Oil prices hit four-year high on Iran sanctions concerns

oil prices
Brent oil prices topped $83/barrel on Friday as market "came to grips with the fact that the Iranian sanctions are not that far away," according to Phil Flynn of Price Futures Group. Total photo.

Brent oil prices topped $83/barrel during trading on Friday as the market “came to grips with the fact that the Iranian sanctions are not that far away,” Phil Flynn of Price Futures Group told Reuters.
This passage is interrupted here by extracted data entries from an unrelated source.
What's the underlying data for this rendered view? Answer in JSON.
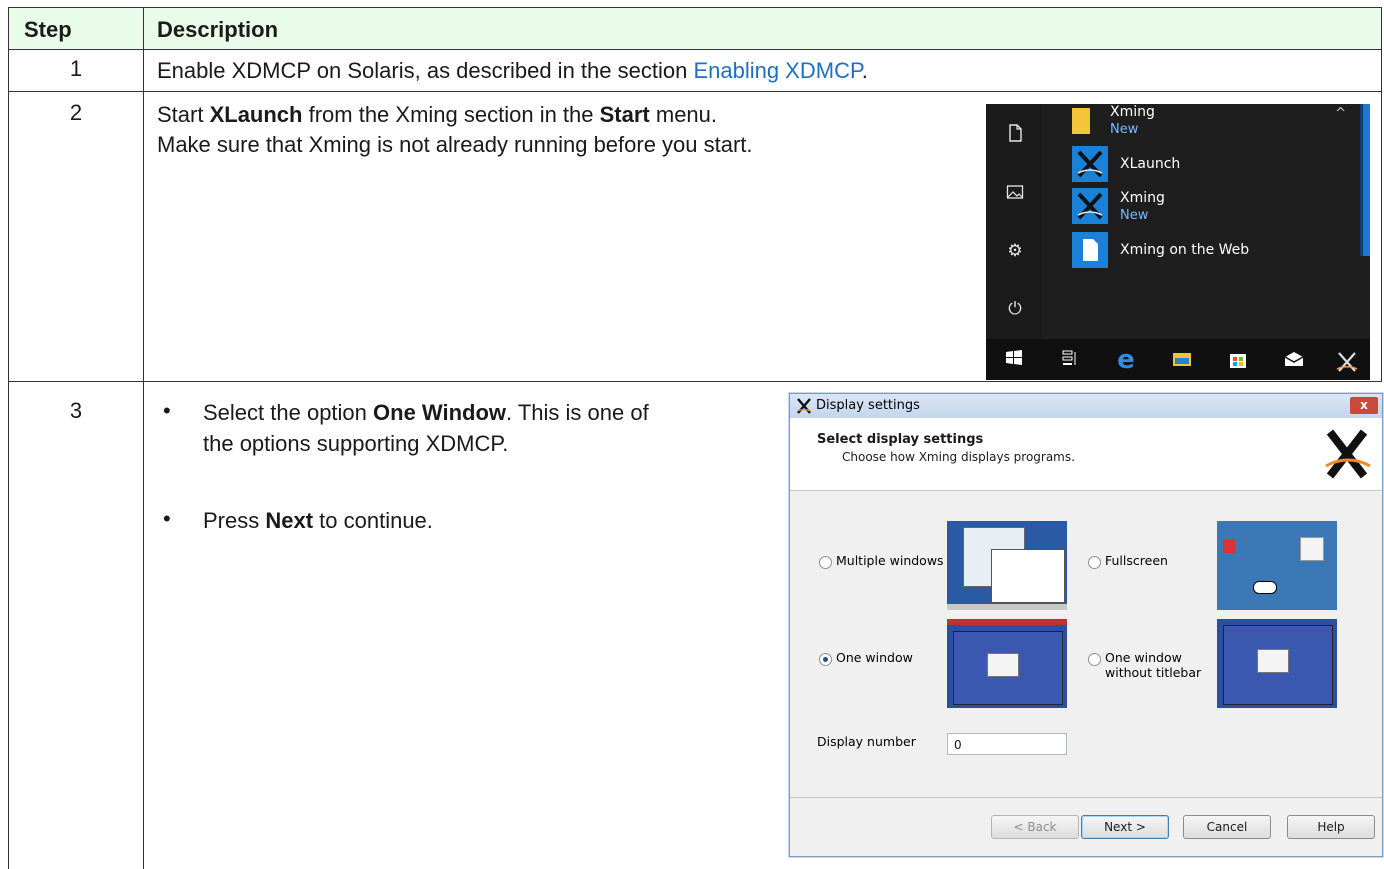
{
  "table": {
    "headers": {
      "step": "Step",
      "description": "Description"
    },
    "rows": [
      {
        "step": "1",
        "text_before": "Enable XDMCP on Solaris, as described in the section ",
        "link": "Enabling XDMCP",
        "text_after": "."
      },
      {
        "step": "2",
        "line1_a": "Start ",
        "line1_bold1": "XLaunch",
        "line1_b": " from the Xming section in the ",
        "line1_bold2": "Start",
        "line1_c": " menu.",
        "line2": "Make sure that Xming is not already running before you start."
      },
      {
        "step": "3",
        "bullet1_a": "Select the option ",
        "bullet1_bold": "One Window",
        "bullet1_b": ". This is one of",
        "bullet1_line2": "the options supporting XDMCP.",
        "bullet2_a": "Press ",
        "bullet2_bold": "Next",
        "bullet2_b": " to continue."
      }
    ]
  },
  "start_menu": {
    "group": {
      "label": "Xming",
      "sub": "New"
    },
    "items": [
      {
        "label": "XLaunch",
        "sub": "",
        "icon": "xming-icon"
      },
      {
        "label": "Xming",
        "sub": "New",
        "icon": "xming-icon"
      },
      {
        "label": "Xming on the Web",
        "sub": "",
        "icon": "document-icon"
      }
    ],
    "rail_icons": [
      "document-icon",
      "pictures-icon",
      "settings-icon",
      "power-icon"
    ],
    "taskbar_icons": [
      "windows-start-icon",
      "task-view-icon",
      "edge-icon",
      "file-explorer-icon",
      "store-icon",
      "mail-icon",
      "xming-icon"
    ]
  },
  "dialog": {
    "title": "Display settings",
    "heading": "Select display settings",
    "subheading": "Choose how Xming displays programs.",
    "options": [
      {
        "label": "Multiple windows",
        "selected": false
      },
      {
        "label": "Fullscreen",
        "selected": false
      },
      {
        "label": "One window",
        "selected": true
      },
      {
        "label_line1": "One window",
        "label_line2": "without titlebar",
        "selected": false
      }
    ],
    "display_number_label": "Display number",
    "display_number_value": "0",
    "buttons": {
      "back": "< Back",
      "next": "Next >",
      "cancel": "Cancel",
      "help": "Help"
    },
    "close_symbol": "x"
  },
  "colors": {
    "header_bg": "#e9fbe9",
    "link": "#1f6fc0",
    "start_tile": "#1a80d8"
  }
}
Total photo.

Global inventories falling as supply tightens, boosting oil prices

Brent oil prices topped $83/barrel and hit a four-year high on Friday as the market grew more concerned that the Trump administration’s sanctions on Iranian crude exports will tighten the world’s crude supply.
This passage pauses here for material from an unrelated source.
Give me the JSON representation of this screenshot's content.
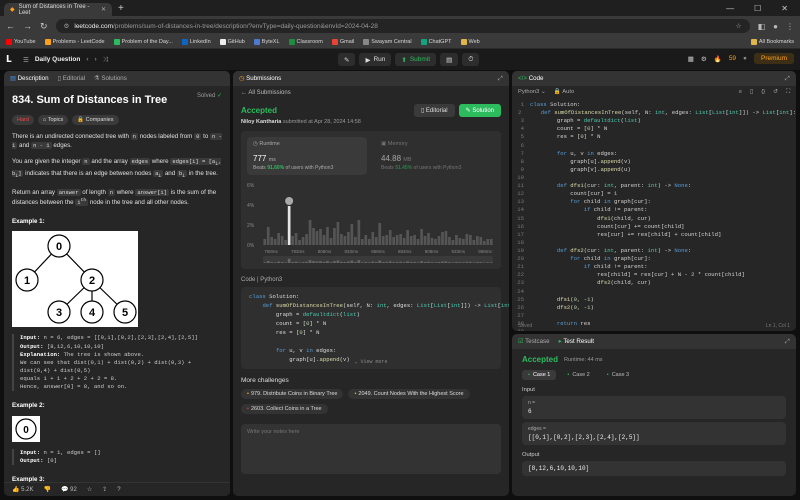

By 12:56 p.m., EDT, benchmark Brent crude slipped from earlier highs in the session but was still up $1.70 to $83.08/barrel.  US West Texas Intermediate climbed $1.42 to $73.54/barrel and the Canadian Crude Index rose $1.26 to $39.81.

So far in the third quarter, Brent has gained over 4 per cent.

On Nov.4, the United States will reimpose sanctions on Iranian crude exports.  Iran is the third largest producer in OPEC and the Trump administration would like to see Tehran’s oil exports cut to zero.

In May, at its 2018 peak, Iran exported 2.71 million barrels per day (b/d) of crude, about 3 per cent of the world’s daily consumption.

“The market is coming to grips with the fact that the Iranian sanctions are not that far away,” Phil Flynn, an analyst at Price Futures Group told Reuters. “It’s going to tighten the market.”

The US government is hoping to force Tehran to negotiate a new nuclear agreement after President Donald Trump abandoned the 2015 Iran nuclear agreement.  The pact was signed by former President Barack Obama and representatives from the United Kingdom, Russia, France, and China, Germany and the European Union.

Chinese oil major Sinopec says it has cut its shipments of Iranian crude this month by half.  Reuters’ sources say the move is a result of pressure from the United States.

But another top buyer of Iranian crude, India, says it remains committed to buying oil from Iran, according to the Iranian foreign minister.

Some OPEC countries have boosted their production recently, but analysts say that despite their efforts, global crude stocks have continued to fall as supply tightens.

This week, Saudi Arabia said it will increase its production in the coming months to offset the decline in Iranian production.  The kingdom says it has discussed with other OPEC and non-OPEC producers increasing their total production by about 500,000 b/d.

But Reuters reports that ANZ said in a note that, with estimated losses of 1.5 million b/d due to the Trump sanctions, major suppliers were unlikely to compensate for the stranded Iranian crude.

Saudi Arabia says OPEC is not only concerned with the coming months and the Iranian sanctions, but it is also looking to 2019.  One Reuters source familiar with OPEC policy said the cartel is concerned that rising US production coupled with a stronger US dollar and weaker emerging market economies could cut global demand for oil.

The US Energy Information Administration said US crude production hit a record high 11.1 million b/d last week.

However, pipeline constraints in the Permian Basin have stalled new drilling in the area.  The United States’ largest oil field is expected to produce 3.5 million b/d next month, just shy of Iran’s production.

Baker Hughes’ weekly drilling report shows the US oil rig count fell by three last week and now sits at 863.  In Canada, the rig count fell by 13 to 122.